Trade based on opportunity not on time availability. Don’t treat your trading activity as part-time or free time getting rich theme.
#7. Catch Large Market Moves
Target the larger moves in the market.
The market can go wrong in a small correction or minor directional changes. But trend reversal and large index moves give ample opportunity to get decent returns.
Targeting small and minor dips and correction at times can be very expensive.
#8. Stop your Loss with STOPLOSS Only
STOP never change in the opposite direction of the Target.
The last thing that should stop you and ask you to get out of the trade is stop-loss. Never let anything else to extend the trade beyond stop-loss.
Never fix the stop-loss after entering the trade or during the trade. And changing the stop-loss is the easiest thing to do.
#.9 Trading as Business
Treating Trading as an Instant Quick Rich theme does no good to you. Rather highest loss makers in the market are part time traders.

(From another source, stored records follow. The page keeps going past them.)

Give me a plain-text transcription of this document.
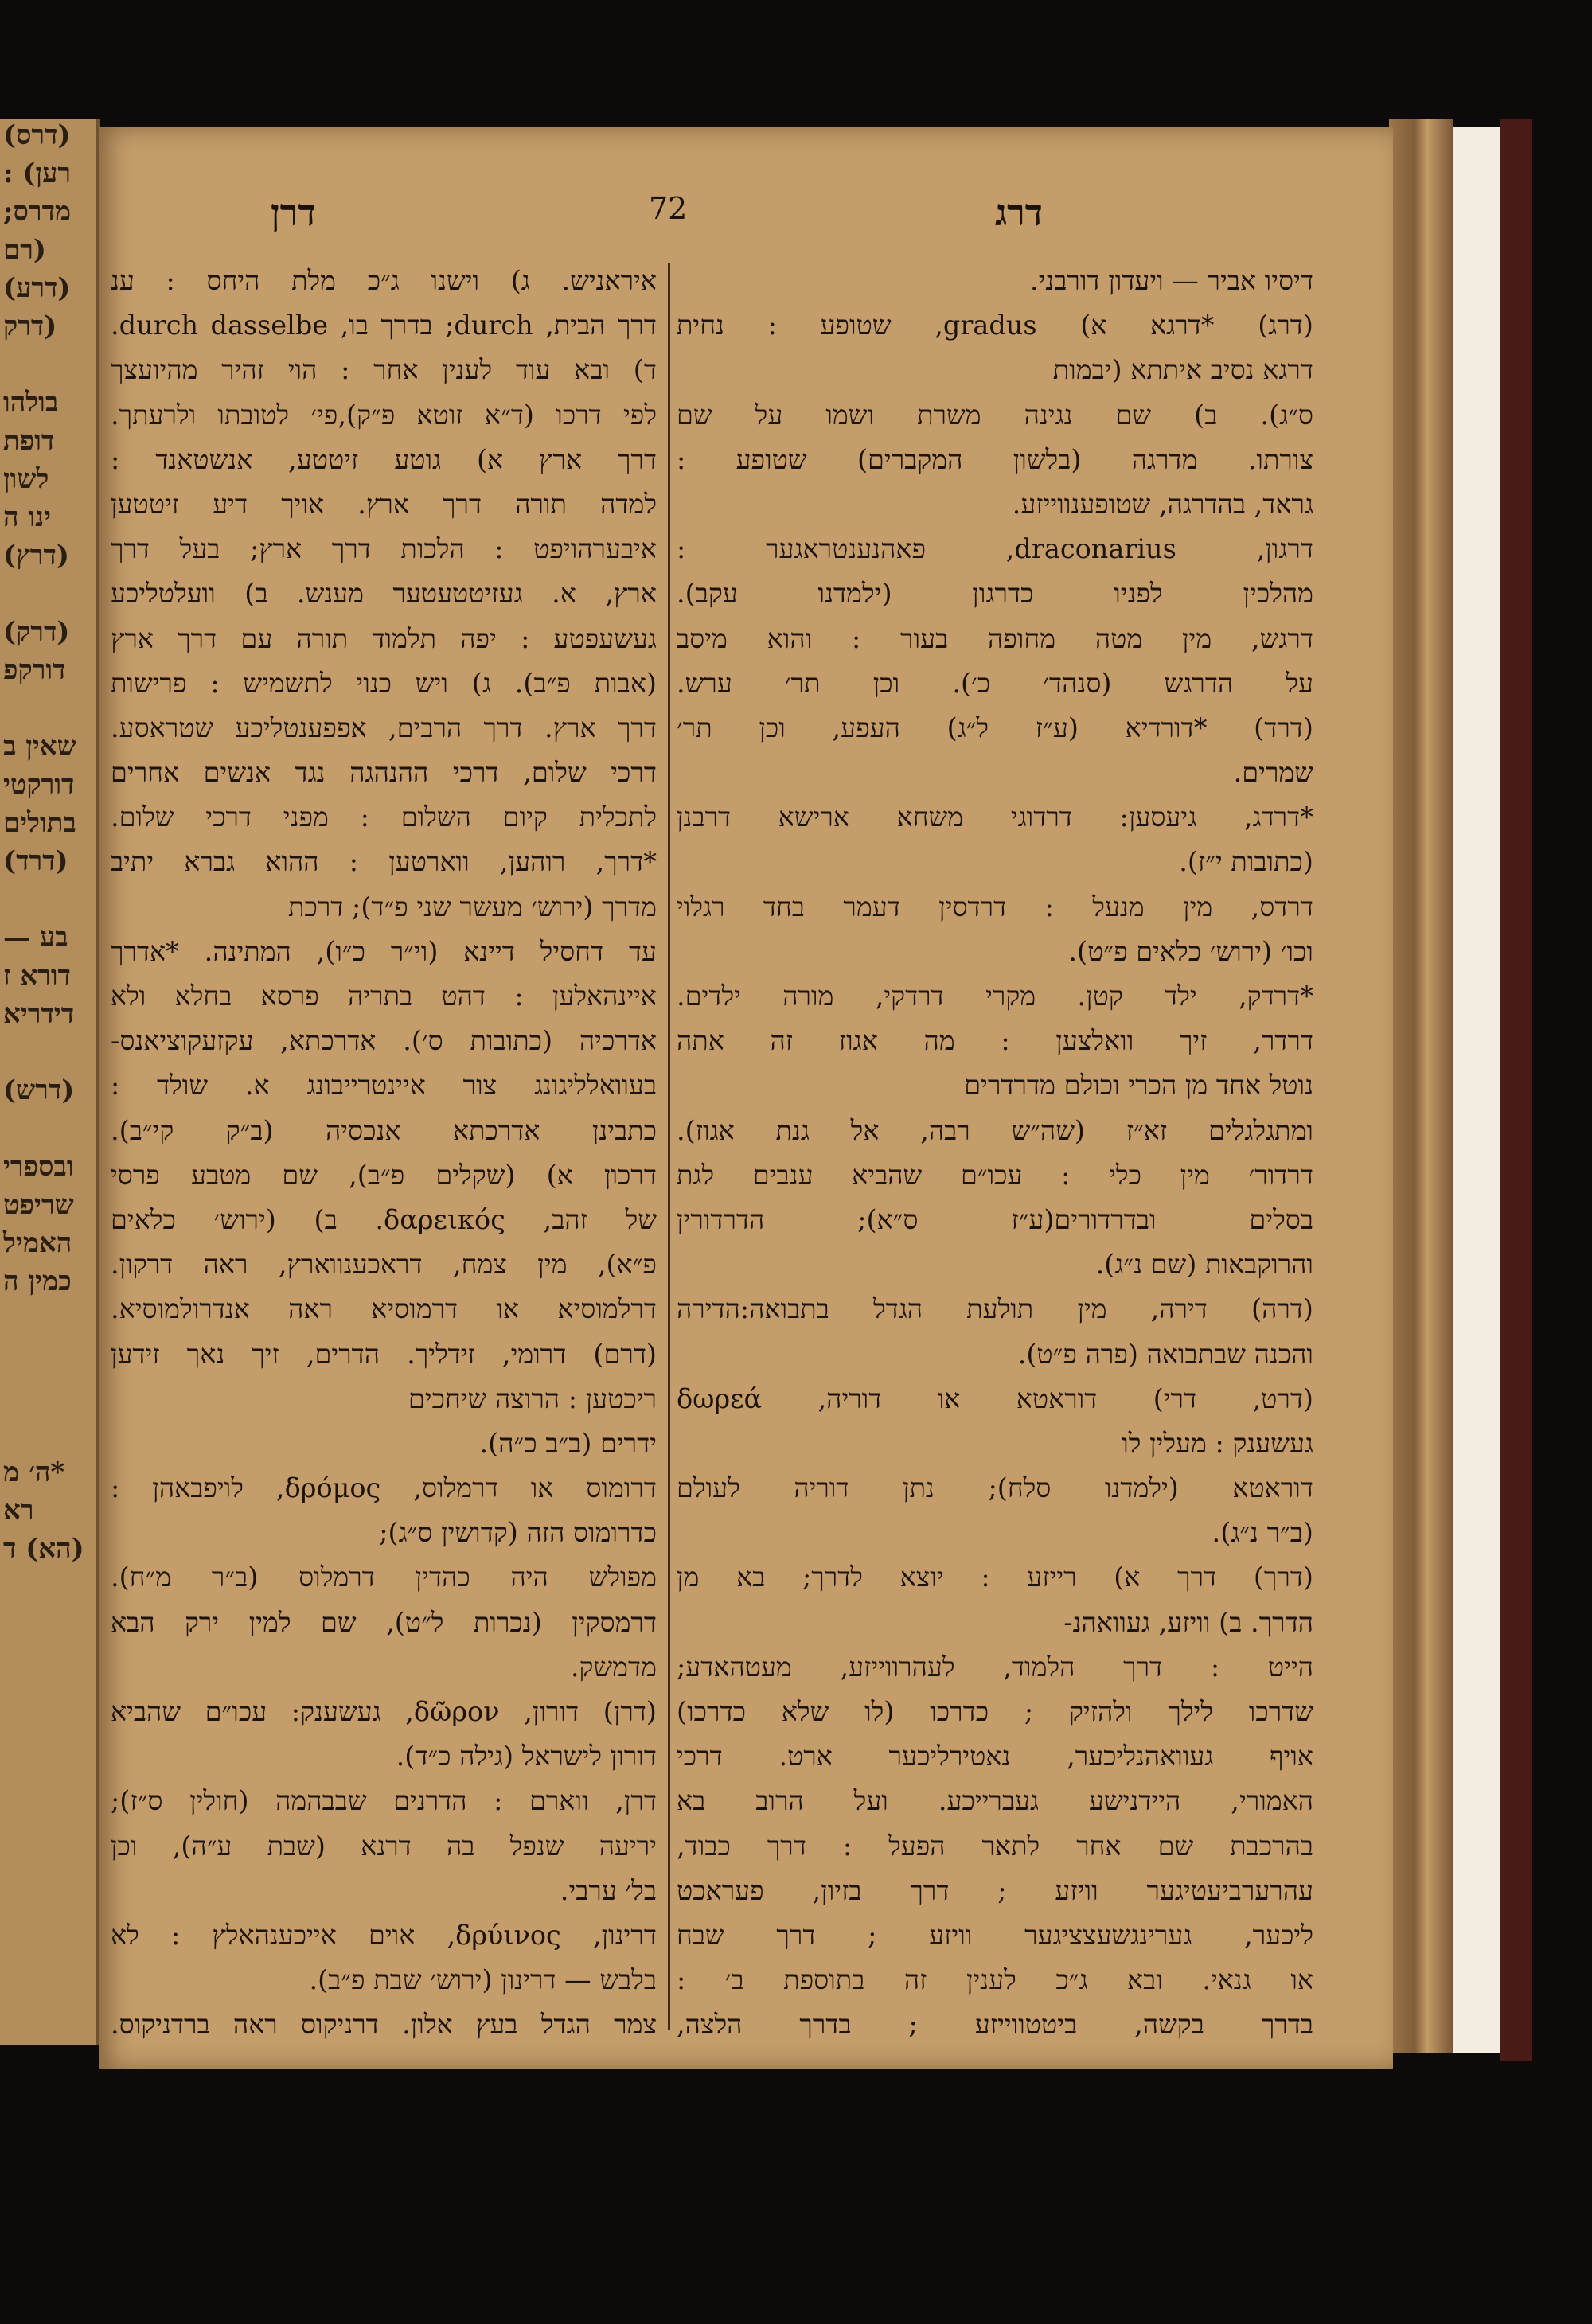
(דרס)
רען) :
מדרס;
(רם
(דרע)
(דרק
בולהו
דופת
לשון
ינו ה
(דרץ)
(דרק)
דורקפ
שאין ב
דורקטי
בתולים
(דרד)
בע —
דורא ז
דידריא
(דרש)
ובספרי
שריפט
האמיל
כמין ה
*ה׳ מ
רא
(הא) ד
דרן	72	דרג
דיסיו אביר — ויעדון דורבני.
(דרג) *דרגא א) gradus, שטופע : נחית
דרגא נסיב איתתא (יבמות
ס״ג). ב) שם נגינה משרת ושמו על שם
צורתו. מדרגה (בלשון המקברים) שטופע :
גראד, בהדרגה, שטופענווייזע.
דרגון, draconarius, פאהנענטראגער :
מהלכין לפניו כדרגון (ילמדנו עקב).
דרגש, מין מטה מחופה בעור : והוא מיסב
על הדרגש (סנהד׳ כ׳). וכן תר׳ ערש.
(דרד) *דורדיא (ע״ז ל״ג) העפע, וכן תר׳
שמרים.
*דרדג, גיעסען: דרדוגי משחא ארישא דרבנן
(כתובות י״ז).
דרדס, מין מנעל : דרדסין דעמר בחד רגלוי
וכו׳ (ירוש׳ כלאים פ״ט).
*דרדק, ילד קטן. מקרי דרדקי, מורה ילדים.
דרדר, זיך וואלצען : מה אגוז זה אתה
נוטל אחד מן הכרי וכולם מדרדרים
ומתגלגלים זא״ז (שה״ש רבה, אל גנת אגוז).
דרדור׳ מין כלי : עכו״ם שהביא ענבים לגת
בסלים ובדרדורים(ע״ז ס״א); הדרדורין
והרוקבאות (שם נ״ג).
(דרה) דירה, מין תולעת הגדל בתבואה:הדירה
והכנה שבתבואה (פרה פ״ט).
(דרט, דרי) דוראטא או דוריה, δωρεά
געשענק : מעלין לו
דוראטא (ילמדנו סלח); נתן דוריה לעולם
(ב״ר נ״ג).
(דרך) דרך א) רייזע : יוצא לדרך; בא מן
הדרך. ב) וויזע, געוואהנ-
הייט : דרך הלמוד, לעהרווייזע, מעטהאדע;
שדרכו לילך ולהזיק ; כדרכו (לו שלא כדרכו)
אויף געוואהנליכער, נאטירליכער ארט. דרכי
האמורי, היידנישע געברייכע. ועל הרוב בא
בהרכבת שם אחר לתאר הפעל : דרך כבוד,
עהרערביעטיגער וויזע ; דרך בזיון, פעראכט
ליכער, גערינגשעצציגער וויזע ; דרך שבח
או גנאי. ובא ג״כ לענין זה בתוספת ב׳ :
בדרך בקשה, ביטטווייזע ; בדרך הלצה,
איראניש. ג) וישנו ג״כ מלת היחס : ענ
דרך הבית, durch; בדרך בו, durch dasselbe.
ד) ובא עוד לענין אחר : הוי זהיר מהיועצך
לפי דרכו (ד״א זוטא פ״ק),פי׳ לטובתו ולרעתך.
דרך ארץ א) גוטע זיטטע, אנשטאנד :
למדה תורה דרך ארץ. אויך דיע זיטטען
איבערהויפט : הלכות דרך ארץ; בעל דרך
ארץ, א. געזיטטעטער מענש. ב) וועלטליכע
געשעפטע : יפה תלמוד תורה עם דרך ארץ
(אבות פ״ב). ג) ויש כנוי לתשמיש : פרישות
דרך ארץ. דרך הרבים, אפפענטליכע שטראסע.
דרכי שלום, דרכי ההנהגה נגד אנשים אחרים
לתכלית קיום השלום : מפני דרכי שלום.
*דרך, רוהען, ווארטען : ההוא גברא יתיב
מדרך (ירוש׳ מעשר שני פ״ד); דרכת
עד דחסיל דיינא (וי״ר כ״ו), המתינה. *אדרך
איינהאלען : דהט בתריה פרסא בחלא ולא
אדרכיה (כתובות ס׳). אדרכתא, עקזעקוציאנס-
בעוואלליגונג צור איינטרייבונג א. שולד :
כתבינן אדרכתא אנכסיה (ב״ק קי״ב).
דרכון א) (שקלים פ״ב), שם מטבע פרסי
של זהב, δαρεικός. ב) (ירוש׳ כלאים
פ״א), מין צמח, דראכענווארץ, ראה דרקון.
דרלמוסיא או דרמוסיא ראה אנדרולמוסיא.
(דרם) דרומי, זידליך. הדרים, זיך נאך זידען
ריכטען : הרוצה שיחכים
ידרים (ב״ב כ״ה).
דרומוס או דרמלוס, δρόμος, לויפבאהן :
כדרומוס הזה (קדושין ס״ג);
מפולש היה כהדין דרמלוס (ב״ר מ״ח).
דרמסקין (נכרות ל״ט), שם למין ירק הבא
מדמשק.
(דרן) דורון, δῶρον, געשענק: עכו״ם שהביא
דורון לישראל (גילה כ״ד).
דרן, ווארם : הדרנים שבבהמה (חולין ס״ז);
יריעה שנפל בה דרנא (שבת ע״ה), וכן
בל׳ ערבי.
דרינון, δρύινος, אוים אייכענהאלץ : לא
בלבש — דרינון (ירוש׳ שבת פ״ב).
צמר הגדל בעץ אלון. דרניקוס ראה ברדניקוס.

Free time traders and Part-time traders never really make the buck. Trading is the most boring business if done full-time seriously. Effective full-time traders monitor their trader at a regular time and ensure consistent improvement in trades. One time large profit or erratic profit is not recommended. The outcome of a seasoned strategy is to have small consistent profits all the time.
Disciplined traders are continuously looking for market opportunities. Keep the size small and ensure as many as opportunities are grabbed.
#. 10 Results
This is the most important aspect while looking at trading.
Most look at trading results in terms of days or weeks or even months. Monitoring the strategy over a period of time is important. But taking a decision should be usually in a year. Just like any other business were financial statements are prepared at the end of the year.
This should be done in a similar fashion.
The last and the most important point. All your risk management should focus on capital protection. To stay in the market and to trade capital is very important.
Gathering the capital required for trading is a tough task. To lose it all is very painful and should never happen. Because if that happen to raise capital again for trading would be very tough. Using the right opportunity and not over trading along with proper risk management is the key to capital protection. To stay in trade you have to protect the capital.